Tak hanya PDIP, menurut Jerry, sejumlah partai politik yang tergabung dalam Koalisi Merah Putih juga mulai membuka ruang untuk mengkaji pemakzulan.

Dalam skenario politik yang berkembang, Jerry melihat kemungkinan Gibran akan “dikirim” ke Ibu Kota Negara (IKN) untuk peran seremoni, sementara tugas kenegaraan seperti menjamu tamu negara bisa dialihkan ke tokoh lain.

“Saya melihat nama Agus Harimurti Yudhoyono (AHY) mulai disebut-sebut. Bahkan Puan Maharani, Ketua DPR saat ini, berpeluang besar jika proses politik mengarah ke sana,” ungkapnya.

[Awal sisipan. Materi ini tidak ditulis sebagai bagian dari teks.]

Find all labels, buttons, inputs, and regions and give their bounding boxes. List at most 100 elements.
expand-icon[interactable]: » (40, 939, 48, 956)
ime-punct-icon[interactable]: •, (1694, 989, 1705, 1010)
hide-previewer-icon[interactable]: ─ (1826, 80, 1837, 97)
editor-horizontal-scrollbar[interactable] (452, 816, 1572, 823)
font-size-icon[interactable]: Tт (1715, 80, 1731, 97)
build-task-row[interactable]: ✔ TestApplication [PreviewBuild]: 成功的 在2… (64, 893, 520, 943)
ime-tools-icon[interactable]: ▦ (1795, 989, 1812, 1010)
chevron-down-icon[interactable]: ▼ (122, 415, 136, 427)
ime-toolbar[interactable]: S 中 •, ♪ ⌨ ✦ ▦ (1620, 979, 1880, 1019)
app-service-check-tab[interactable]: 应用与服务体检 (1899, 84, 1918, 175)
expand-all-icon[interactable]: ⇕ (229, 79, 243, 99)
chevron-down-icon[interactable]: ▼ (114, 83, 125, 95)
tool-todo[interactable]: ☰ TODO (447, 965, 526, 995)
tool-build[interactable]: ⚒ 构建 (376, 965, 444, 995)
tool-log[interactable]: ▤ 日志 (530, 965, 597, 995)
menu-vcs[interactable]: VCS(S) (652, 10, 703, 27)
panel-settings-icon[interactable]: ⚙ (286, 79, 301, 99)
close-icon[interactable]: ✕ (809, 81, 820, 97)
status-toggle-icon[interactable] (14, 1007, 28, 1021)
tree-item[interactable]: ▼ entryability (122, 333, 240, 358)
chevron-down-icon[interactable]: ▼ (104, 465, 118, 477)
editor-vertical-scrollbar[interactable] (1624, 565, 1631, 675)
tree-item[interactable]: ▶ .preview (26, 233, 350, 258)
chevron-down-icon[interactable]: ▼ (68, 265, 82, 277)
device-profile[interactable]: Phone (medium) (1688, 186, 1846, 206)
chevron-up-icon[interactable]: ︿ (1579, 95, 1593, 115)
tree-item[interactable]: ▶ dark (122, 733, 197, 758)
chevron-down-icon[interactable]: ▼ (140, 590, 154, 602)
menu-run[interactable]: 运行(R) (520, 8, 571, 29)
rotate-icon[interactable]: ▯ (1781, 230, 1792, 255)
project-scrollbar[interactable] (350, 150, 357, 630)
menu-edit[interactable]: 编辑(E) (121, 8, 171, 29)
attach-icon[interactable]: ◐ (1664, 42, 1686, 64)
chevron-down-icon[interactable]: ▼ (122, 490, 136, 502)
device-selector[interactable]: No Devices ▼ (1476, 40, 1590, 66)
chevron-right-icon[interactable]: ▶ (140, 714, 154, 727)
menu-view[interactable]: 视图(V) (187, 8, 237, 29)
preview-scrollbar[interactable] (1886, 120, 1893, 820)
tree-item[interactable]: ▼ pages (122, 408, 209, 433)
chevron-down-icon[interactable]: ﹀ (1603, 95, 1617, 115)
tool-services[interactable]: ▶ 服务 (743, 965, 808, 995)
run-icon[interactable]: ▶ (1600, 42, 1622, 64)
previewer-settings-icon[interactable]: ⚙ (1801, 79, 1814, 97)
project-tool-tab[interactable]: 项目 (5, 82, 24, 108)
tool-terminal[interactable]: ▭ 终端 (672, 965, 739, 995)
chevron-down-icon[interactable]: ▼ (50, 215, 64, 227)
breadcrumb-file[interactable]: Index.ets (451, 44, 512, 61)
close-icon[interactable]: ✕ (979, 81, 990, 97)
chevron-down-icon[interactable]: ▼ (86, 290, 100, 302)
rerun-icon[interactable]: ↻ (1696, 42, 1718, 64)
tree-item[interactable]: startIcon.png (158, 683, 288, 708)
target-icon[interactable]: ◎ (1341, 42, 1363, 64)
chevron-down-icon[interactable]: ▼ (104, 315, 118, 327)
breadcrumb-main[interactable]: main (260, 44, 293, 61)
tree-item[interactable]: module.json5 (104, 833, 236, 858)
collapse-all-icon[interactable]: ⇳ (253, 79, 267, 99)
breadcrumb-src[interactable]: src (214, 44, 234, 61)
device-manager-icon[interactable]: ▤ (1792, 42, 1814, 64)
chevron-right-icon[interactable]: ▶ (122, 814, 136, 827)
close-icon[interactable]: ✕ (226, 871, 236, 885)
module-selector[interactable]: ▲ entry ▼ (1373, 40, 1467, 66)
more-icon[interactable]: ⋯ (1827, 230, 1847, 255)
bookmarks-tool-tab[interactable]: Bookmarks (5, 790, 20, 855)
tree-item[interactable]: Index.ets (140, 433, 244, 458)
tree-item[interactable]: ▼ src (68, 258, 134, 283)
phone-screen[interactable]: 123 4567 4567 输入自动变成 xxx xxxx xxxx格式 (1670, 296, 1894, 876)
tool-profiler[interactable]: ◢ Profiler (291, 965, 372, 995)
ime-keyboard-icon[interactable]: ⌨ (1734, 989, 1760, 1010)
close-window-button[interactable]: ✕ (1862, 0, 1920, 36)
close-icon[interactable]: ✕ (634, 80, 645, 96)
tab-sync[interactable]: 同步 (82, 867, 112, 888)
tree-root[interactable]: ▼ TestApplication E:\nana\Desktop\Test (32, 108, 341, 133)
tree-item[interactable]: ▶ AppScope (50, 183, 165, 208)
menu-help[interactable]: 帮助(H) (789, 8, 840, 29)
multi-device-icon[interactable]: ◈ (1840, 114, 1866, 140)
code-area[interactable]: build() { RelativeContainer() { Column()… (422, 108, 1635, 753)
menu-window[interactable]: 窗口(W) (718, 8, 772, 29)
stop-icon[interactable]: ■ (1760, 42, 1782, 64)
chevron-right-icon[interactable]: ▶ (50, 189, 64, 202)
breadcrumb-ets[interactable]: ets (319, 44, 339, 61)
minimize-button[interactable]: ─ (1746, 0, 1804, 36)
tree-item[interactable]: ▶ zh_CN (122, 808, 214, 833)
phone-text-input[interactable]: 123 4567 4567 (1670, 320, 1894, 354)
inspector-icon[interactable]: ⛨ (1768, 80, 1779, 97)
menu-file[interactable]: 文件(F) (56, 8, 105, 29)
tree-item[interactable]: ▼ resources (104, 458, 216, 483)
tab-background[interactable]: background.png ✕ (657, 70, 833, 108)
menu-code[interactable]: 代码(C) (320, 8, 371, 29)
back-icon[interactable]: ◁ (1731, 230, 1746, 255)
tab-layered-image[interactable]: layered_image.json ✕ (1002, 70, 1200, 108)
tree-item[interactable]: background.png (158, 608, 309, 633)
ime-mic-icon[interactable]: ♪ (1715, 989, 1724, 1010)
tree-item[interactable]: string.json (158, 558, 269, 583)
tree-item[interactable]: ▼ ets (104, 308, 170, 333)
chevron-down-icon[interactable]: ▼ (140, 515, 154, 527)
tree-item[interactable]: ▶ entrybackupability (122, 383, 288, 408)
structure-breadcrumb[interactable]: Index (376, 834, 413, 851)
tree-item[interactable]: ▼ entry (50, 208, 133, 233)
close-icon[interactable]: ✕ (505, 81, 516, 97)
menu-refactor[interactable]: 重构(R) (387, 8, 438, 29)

Adapun pemakzulan seorang wakil presiden harus melalui mekanisme konstitusional sesuai Pasal 7A UUD 1945.

Di dalamnya disebutkan bahwa presiden atau wapres dapat diberhentikan jika terbukti melakukan pengkhianatan terhadap negara, korupsi, penyuapan, atau tidak lagi memenuhi syarat sebagai presiden/wapres.

Namun, Jerry menekankan, proses ini harus didahului dengan pembuktian hukum oleh Mahkamah Konstitusi sebelum DPR bisa mengajukan usulan pemakzulan kepada MPR.

Menariknya, Jerry juga menafsirkan pidato Presiden terpilih Prabowo Subianto saat Hari Lahir Pancasila sebagai sinyal tidak langsung terhadap pelanggaran konstitusi.

“Pernyataan Prabowo yang menyebut pelanggar konstitusi harus mundur atau dicopot, bisa jadi kode keras. Dan menariknya, tak ada satu pun penolakan dari Prabowo terhadap isu pemakzulan Gibran,” ujarnya.

Meski demikian, wacana pemakzulan Gibran masih bersifat spekulatif dan belum memasuki proses resmi di DPR. Namun jika dinamika politik di Senayan berubah, bukan tidak mungkin langkah itu benar-benar terjadi.